O presidente da UNITA, Adalberto da Costa Júnior, afirmou esta terça-feira, 15, em Luanda, que o processo não pertence à UNITA, nem a qualquer outro partido, mas pertence ao povo.
“O voto é soberania. O registo eleitoral é o reconhecimento de que cada cidadão conta. Fiscalizar é proteger a República”, acrescentou o político quando procedia à actualização do seu registo eleitoral, no município de Benfica, em Luanda.
De acordo com o político, “um Estado verdadeiramente democrático não teme cidadãos atentos; fortalece-se com eles e nenhuma política pública é verdadeiramente nacional quando deixa para trás o jovem, o ancião, a mulher, o trabalhador, o camponês ou a pessoa com deficiência”.
“Precisamos, por isso, de reconstruir a relação entre o cidadão e o Estado sobre a confiança, a proximidade e a igualdade”, acrescentou o político destacando que, o Estado deve ir ao encontro das pessoas, e não obrigar as pessoas a vencer distâncias para alcançar o Estado.
“As brigadas móveis são uma necessidade imediata, mas representam algo maior: um Estado que serve, que escuta e que não abandona.

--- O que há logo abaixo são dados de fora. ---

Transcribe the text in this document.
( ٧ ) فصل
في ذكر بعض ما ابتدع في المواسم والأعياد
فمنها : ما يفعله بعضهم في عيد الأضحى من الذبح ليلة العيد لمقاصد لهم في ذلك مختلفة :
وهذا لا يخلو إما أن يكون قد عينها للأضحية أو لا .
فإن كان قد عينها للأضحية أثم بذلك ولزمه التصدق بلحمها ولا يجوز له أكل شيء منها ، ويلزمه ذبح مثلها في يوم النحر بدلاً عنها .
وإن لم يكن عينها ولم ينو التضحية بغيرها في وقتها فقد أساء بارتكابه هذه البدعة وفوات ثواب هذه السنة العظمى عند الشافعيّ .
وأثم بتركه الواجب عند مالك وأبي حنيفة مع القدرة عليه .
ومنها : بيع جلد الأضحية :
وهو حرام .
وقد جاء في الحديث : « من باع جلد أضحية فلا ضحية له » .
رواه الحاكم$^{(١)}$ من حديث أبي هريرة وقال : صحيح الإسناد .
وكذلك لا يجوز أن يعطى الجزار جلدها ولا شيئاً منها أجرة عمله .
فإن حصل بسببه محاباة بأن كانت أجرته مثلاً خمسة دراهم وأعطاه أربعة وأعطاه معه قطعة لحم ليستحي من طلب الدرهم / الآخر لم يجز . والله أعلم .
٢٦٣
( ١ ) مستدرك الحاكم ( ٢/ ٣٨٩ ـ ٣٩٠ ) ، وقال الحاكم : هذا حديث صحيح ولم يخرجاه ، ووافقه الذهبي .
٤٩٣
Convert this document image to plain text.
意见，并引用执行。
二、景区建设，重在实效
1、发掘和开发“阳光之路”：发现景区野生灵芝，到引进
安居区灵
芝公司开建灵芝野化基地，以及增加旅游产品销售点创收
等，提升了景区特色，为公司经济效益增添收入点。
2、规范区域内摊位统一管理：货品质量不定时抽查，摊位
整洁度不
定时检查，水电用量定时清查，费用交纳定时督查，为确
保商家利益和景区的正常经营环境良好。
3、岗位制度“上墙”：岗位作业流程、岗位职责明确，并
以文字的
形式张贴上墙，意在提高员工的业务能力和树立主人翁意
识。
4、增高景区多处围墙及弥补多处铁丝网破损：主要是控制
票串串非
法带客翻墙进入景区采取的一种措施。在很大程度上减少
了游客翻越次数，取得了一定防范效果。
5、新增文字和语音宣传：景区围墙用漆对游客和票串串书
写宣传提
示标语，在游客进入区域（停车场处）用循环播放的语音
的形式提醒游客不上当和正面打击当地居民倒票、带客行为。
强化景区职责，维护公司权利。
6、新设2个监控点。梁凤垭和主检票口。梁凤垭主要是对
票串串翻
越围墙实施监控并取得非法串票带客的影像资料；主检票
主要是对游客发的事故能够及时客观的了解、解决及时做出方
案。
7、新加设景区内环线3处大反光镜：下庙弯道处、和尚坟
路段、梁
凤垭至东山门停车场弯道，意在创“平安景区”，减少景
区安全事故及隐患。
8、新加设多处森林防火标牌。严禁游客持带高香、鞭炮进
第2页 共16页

Angola que imagino é uma República em que a cidadania não termina no dia do voto”, apelou.
“Hoje, na comuna do Benfica, em Talatona, actualizei o meu Registo Eleitoral Oficioso. Fiz questão de estar acompanhado por jovens que votarão pela primeira vez, por anciãos que carregam a memória da nossa História e por cidadãos com deficiência”, descreveu.
Para o líder da UNITA, “não foi apenas um acto de cidadania, mas foi uma imagem da Angola que querem construir e uma República onde ninguém seja estrangeiro na sua própria pátria, onde o Estado veja cada cidadão na sua dignidade e onde o futuro não seja privilégio de alguns.
“Como Presidente da UNITA, tenho consciência de que a função de quem aspira a governar Angola é servir a Nação inteira, e não uma parte dela”, disse.